La casa di Ettore, in campagna, vicino a una chiesa.
Arrivi e la strada fa tutta una curva, poi si apre uno spiazzo davanti:
piazzale lo chiamano quelli che vanno alla messa, e ci parcheggiano l’auto.
La prima cosa che vedi è un pergolato, dipinto di verde, travolto da un albero, tenuto francamente un po’ male, dietro spunta la casa che conta due piani.
Si entra e a sinistra un camino, una cucina economica, un tavolo in legno, nient’altro.
Dei bricchi, dei mestoli appesi, i tegami di rame.
Poi le scale: che belle le scale (fa Ettore) che belle sono le scale davvero e che spreco, delle scale non ci fai niente, son belle e non servono a niente, ci passi attraverso e poi basta, che spreco ripete, ma in verità la vita è tutta così.
Al piano di sopra c’è un bagno, la stanza da letto e un salotto dove chi abitava prima di lui festeggiava i Natali. Poi?
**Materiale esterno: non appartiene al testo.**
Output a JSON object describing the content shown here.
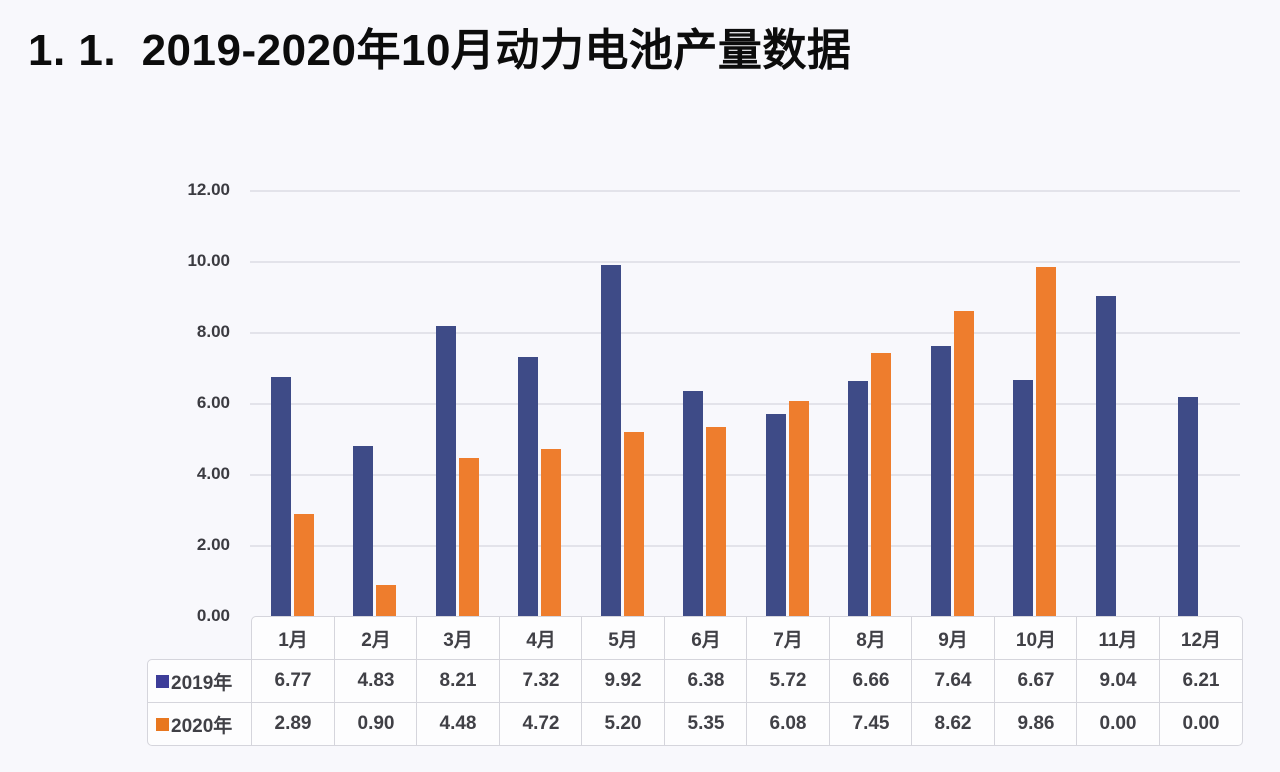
{
  "page": {
    "title": "1. 1.  2019-2020年10月动力电池产量数据"
  },
  "colors": {
    "background": "#f8f8fc",
    "gridline": "#e3e3ea",
    "table_border": "#d5d5dc",
    "cell_background": "#fdfdfe",
    "text": "#404046",
    "title_text": "#0c0c0c",
    "series_2019": "#3e4b87",
    "series_2020": "#ee7d2d"
  },
  "chart_data": {
    "type": "bar",
    "title": "1. 1.  2019-2020年10月动力电池产量数据",
    "xlabel": "",
    "ylabel": "",
    "categories": [
      "1月",
      "2月",
      "3月",
      "4月",
      "5月",
      "6月",
      "7月",
      "8月",
      "9月",
      "10月",
      "11月",
      "12月"
    ],
    "series": [
      {
        "name": "2019年",
        "color": "#3e4b87",
        "legend_color": "#3d3d99",
        "values": [
          6.77,
          4.83,
          8.21,
          7.32,
          9.92,
          6.38,
          5.72,
          6.66,
          7.64,
          6.67,
          9.04,
          6.21
        ]
      },
      {
        "name": "2020年",
        "color": "#ee7d2d",
        "legend_color": "#e8771f",
        "values": [
          2.89,
          0.9,
          4.48,
          4.72,
          5.2,
          5.35,
          6.08,
          7.45,
          8.62,
          9.86,
          0.0,
          0.0
        ]
      }
    ],
    "ylim": [
      0,
      12
    ],
    "ytick_step": 2,
    "ytick_labels": [
      "0.00",
      "2.00",
      "4.00",
      "6.00",
      "8.00",
      "10.00",
      "12.00"
    ],
    "grid": true,
    "legend_position": "left-of-data-table-rows",
    "data_table_below_axis": true,
    "value_decimals": 2
  }
}
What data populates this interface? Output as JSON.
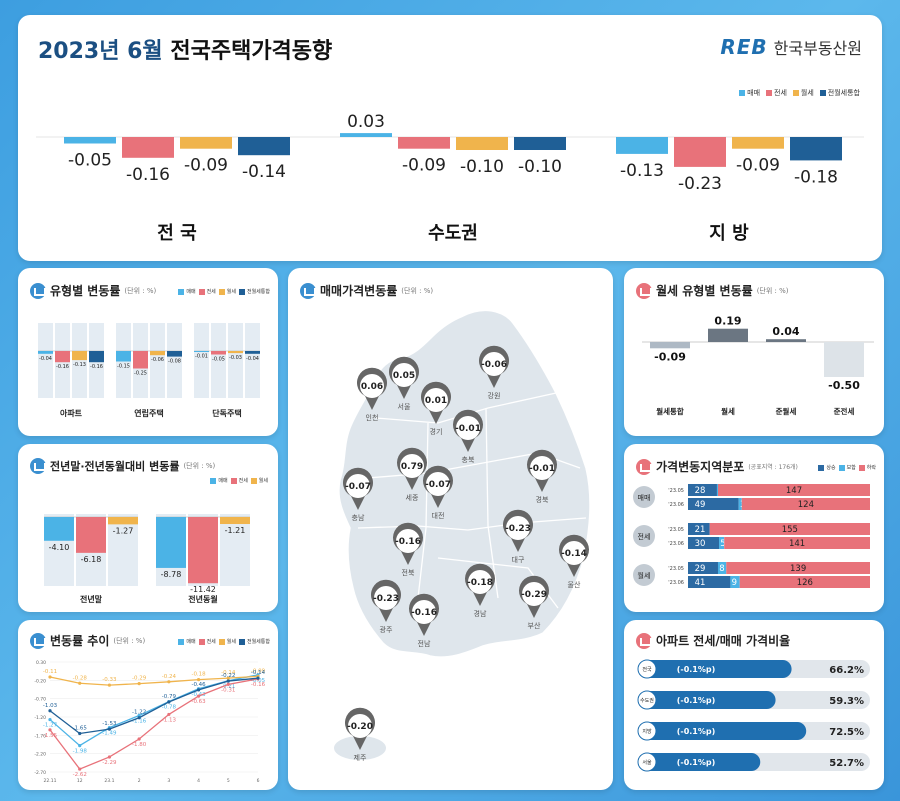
{
  "header": {
    "title_year": "2023년 6월",
    "title_rest": "전국주택가격동향",
    "logo_text": "REB",
    "logo_org": "한국부동산원"
  },
  "colors": {
    "sale": "#4bb3e6",
    "jeonse": "#e8727a",
    "wolse": "#f0b44c",
    "combined": "#1f5f96"
  },
  "legend": [
    "매매",
    "전세",
    "월세",
    "전월세통합"
  ],
  "chart_data": [
    {
      "type": "bar",
      "name": "top",
      "categories": [
        "전 국",
        "수도권",
        "지 방"
      ],
      "series": [
        {
          "name": "매매",
          "values": [
            -0.05,
            0.03,
            -0.13
          ]
        },
        {
          "name": "전세",
          "values": [
            -0.16,
            -0.09,
            -0.23
          ]
        },
        {
          "name": "월세",
          "values": [
            -0.09,
            -0.1,
            -0.09
          ]
        },
        {
          "name": "전월세통합",
          "values": [
            -0.14,
            -0.1,
            -0.18
          ]
        }
      ]
    },
    {
      "type": "bar",
      "title": "유형별 변동률",
      "unit": "(단위 : %)",
      "categories": [
        "아파트",
        "연립주택",
        "단독주택"
      ],
      "series": [
        {
          "name": "매매",
          "values": [
            -0.04,
            -0.15,
            -0.01
          ]
        },
        {
          "name": "전세",
          "values": [
            -0.16,
            -0.25,
            -0.05
          ]
        },
        {
          "name": "월세",
          "values": [
            -0.13,
            -0.06,
            -0.03
          ]
        },
        {
          "name": "전월세통합",
          "values": [
            -0.16,
            -0.08,
            -0.04
          ]
        }
      ]
    },
    {
      "type": "bar",
      "title": "전년말·전년동월대비 변동률",
      "unit": "(단위 : %)",
      "categories": [
        "전년말",
        "전년동월"
      ],
      "series": [
        {
          "name": "매매",
          "values": [
            -4.1,
            -8.78
          ]
        },
        {
          "name": "전세",
          "values": [
            -6.18,
            -11.42
          ]
        },
        {
          "name": "월세",
          "values": [
            -1.27,
            -1.21
          ]
        }
      ]
    },
    {
      "type": "line",
      "title": "변동률 추이",
      "unit": "(단위 : %)",
      "x": [
        "22.11",
        "12",
        "23.1",
        "2",
        "3",
        "4",
        "5",
        "6"
      ],
      "ylim": [
        -2.7,
        0.3
      ],
      "yticks": [
        "0.30",
        "-0.20",
        "-0.70",
        "-1.20",
        "-1.70",
        "-2.20",
        "-2.70"
      ],
      "series": [
        {
          "name": "매매",
          "values": [
            -1.27,
            -1.98,
            -1.49,
            -1.16,
            -0.78,
            -0.43,
            -0.21,
            -0.05
          ]
        },
        {
          "name": "전세",
          "values": [
            -1.55,
            -2.62,
            -2.29,
            -1.8,
            -1.13,
            -0.63,
            -0.31,
            -0.16
          ]
        },
        {
          "name": "월세",
          "values": [
            -0.11,
            -0.28,
            -0.33,
            -0.29,
            -0.24,
            -0.18,
            -0.14,
            -0.09
          ]
        },
        {
          "name": "전월세통합",
          "values": [
            -1.03,
            -1.65,
            -1.53,
            -1.22,
            -0.79,
            -0.46,
            -0.22,
            -0.14
          ]
        }
      ]
    },
    {
      "type": "bar",
      "title": "월세 유형별 변동률",
      "unit": "(단위 : %)",
      "categories": [
        "월세통합",
        "월세",
        "준월세",
        "준전세"
      ],
      "values": [
        -0.09,
        0.19,
        0.04,
        -0.5
      ]
    },
    {
      "type": "bar",
      "title": "가격변동지역분포",
      "unit": "(공표지역 : 176개)",
      "legend": [
        "상승",
        "보합",
        "하락"
      ],
      "groups": [
        {
          "name": "매매",
          "rows": [
            {
              "period": "'23.05",
              "values": [
                28,
                1,
                147
              ]
            },
            {
              "period": "'23.06",
              "values": [
                49,
                3,
                124
              ]
            }
          ]
        },
        {
          "name": "전세",
          "rows": [
            {
              "period": "'23.05",
              "values": [
                21,
                0,
                155
              ]
            },
            {
              "period": "'23.06",
              "values": [
                30,
                5,
                141
              ]
            }
          ]
        },
        {
          "name": "월세",
          "rows": [
            {
              "period": "'23.05",
              "values": [
                29,
                8,
                139
              ]
            },
            {
              "period": "'23.06",
              "values": [
                41,
                9,
                126
              ]
            }
          ]
        }
      ]
    },
    {
      "type": "bar",
      "title": "아파트 전세/매매 가격비율",
      "categories": [
        "전국",
        "수도권",
        "지방",
        "서울"
      ],
      "values": [
        66.2,
        59.3,
        72.5,
        52.7
      ],
      "value_labels": [
        "66.2%",
        "59.3%",
        "72.5%",
        "52.7%"
      ],
      "change_labels": [
        "(-0.1%p)",
        "(-0.1%p)",
        "(-0.1%p)",
        "(-0.1%p)"
      ]
    }
  ],
  "map": {
    "title": "매매가격변동률",
    "unit": "(단위 : %)",
    "regions": [
      {
        "name": "인천",
        "value": "0.06"
      },
      {
        "name": "서울",
        "value": "0.05"
      },
      {
        "name": "경기",
        "value": "0.01"
      },
      {
        "name": "강원",
        "value": "-0.06"
      },
      {
        "name": "충북",
        "value": "-0.01"
      },
      {
        "name": "세종",
        "value": "0.79"
      },
      {
        "name": "충남",
        "value": "-0.07"
      },
      {
        "name": "대전",
        "value": "-0.07"
      },
      {
        "name": "경북",
        "value": "-0.01"
      },
      {
        "name": "전북",
        "value": "-0.16"
      },
      {
        "name": "대구",
        "value": "-0.23"
      },
      {
        "name": "울산",
        "value": "-0.14"
      },
      {
        "name": "광주",
        "value": "-0.23"
      },
      {
        "name": "경남",
        "value": "-0.18"
      },
      {
        "name": "부산",
        "value": "-0.29"
      },
      {
        "name": "전남",
        "value": "-0.16"
      },
      {
        "name": "제주",
        "value": "-0.20"
      }
    ]
  }
}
Chi abitava prima di lui è morto, davanti ai tre figli minori, ora vivono altrove, i bambini cresciuti diventano grandi.
Ettore e la sua vita nascosta: un orto dietro la casa.
I pulcini, le galline, la solita volpe, ci sarebbe anche un posto per tenere i conigli.
Ettore che forse ha un passato, si dicono in chiesa, o quando arriva in paese una volta ogni tanto, ma qual è questa storia?
Ettore che fa tutto da solo: gli ulivi, il miele e quel poco di vino da tenere per sé.
Dice qualcuno che forse è scappato, che ci sarebbe un segreto.
Ettore dentro la grande casa in campagna, vicino alla chiesa, la chiesa? Cosa c’entra con lui?
Le giornate d’autunno davanti all’ingresso con una faccia triste e decente, si guarda le mani, fa dei movimenti come a schizzare dell’acqua di mare, se solo ci fosse, se solo ci fosse qualcuno a guardare direbbe:
uno scemo.
La casa di Ettore, un mistero di cui non so dire, se c’è oppure no, se scomparire sia qualcosa di indecente o piuttosto normale.
La vita in campagna,
una casa vicino a una chiesa,
una sola vita in campagna,
lontano lontano.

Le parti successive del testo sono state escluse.